To quantitatively evaluate our method, we employed Dice ratio to measure the tissue overlap after groupwise registration. The Dice ratio is defined as \( DR = 2 \times \left| {A \cap B} \right|/(\left| A \right| + \left| B \right| \)), where A and B are the two corresponding tissue regions in the two aligned brain images. Since no label image was available in the common space of the group center, we used a majority voting method on all registered images to compute a label image in the common space. The Dice ratio of different brain tissue type for each image can be then calculated with respect to the created label image in the common space.
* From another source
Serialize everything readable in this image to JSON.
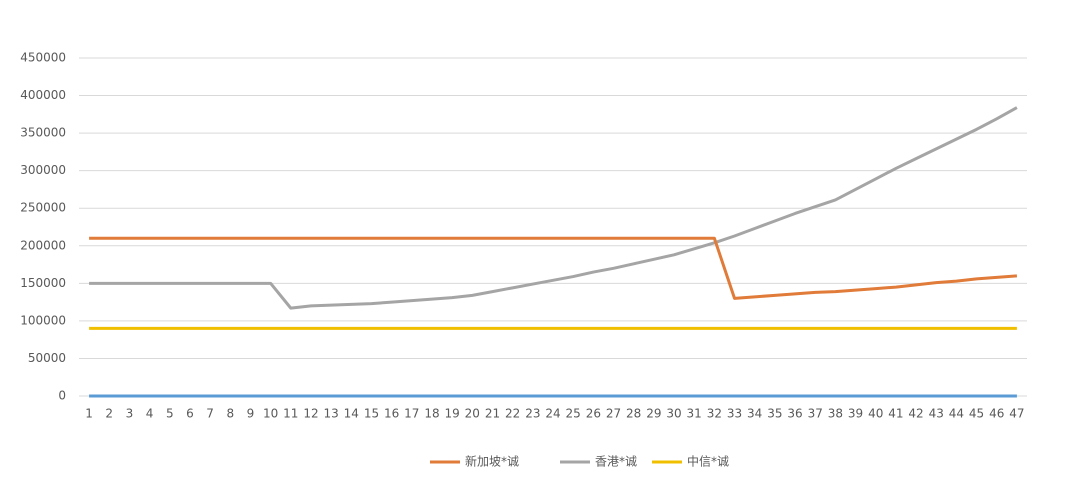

To illustrate the registration performance of our method compared with the state-of-the-art groupwise registration methods, Fig. 4(a) shows the progression curve of the overall Dice ratio at each iteration when performing groupwise registration. It can be observed that our method achieved the best registration accuracy with only a few iterations, compared with the other methods. By regarding the maximum performance as the one with the slope of progression curve smaller than 0.001, the ABSORB method reached its maximum performance at 11th iteration with Dice ratio of 83.6%. HUGS attained its maximum performance at 15th iteration with Dice ratio of 89.3%. Our proposed method (HML) obtained its maximum Dice ratio at 6th iteration with overall Dice ratio of 90.3%. By using a t-test, our method significantly outperformed state-of-the-art registration methods. In addition, our method can also significantly reduce the computational time compared with the best counterpart method (HUGS). Figure 4(b) illustrates the computational time of each method for reaching their maximum performance. It shows that our method saves about six times the computational cost compared with the HUGS method. Figure 5 shows the group mean images of all registered 100 brain images by the three groupwise registration methods in achieving their maximum registration performance. As can be seen, the group mean image of our method has more anatomical details compared to the other two methods.

Fig. 4.
figure 4

(a) Progression curve of the overall Dice ratio of the three brain tissue types, i.e., GM, WM, and CSF, during the groupwise registration by the three methods on the ADNI dataset. (b) Time cost comparison between our method and the other two methods in registering 100 images from ADNI dataset for achieving the maximum registration performance at the n-th iteration.

Fig. 5.
figure 5

Group mean images of the three groupwise registration methods (left: ABSORB; middle: HUGS; right: HML) at their maximum performance.

4 Conclusion

In this paper, we proposed an accurate and efficient groupwise registration method for registering MR brain images that may pose large anatomical variations. After hierarchically dividing the whole image set into multiple image clusters, we employed two types of graphs, i.e., intra-graph and inter-graph, to model the local and the global image distributions hierarchically. Then, the whole image registration can be achieved by solving a series of simple graph shrinkage problems, where each simple graph shrinkage can be calculated both accurately and efficiently. Our method was successfully applied to registering 100 brain images with large anatomical variations. Experimental results showed that our method could an provide more accurate registration result while significantly reducing the computational cost, compared to state-of-the-art groupwise registration methods.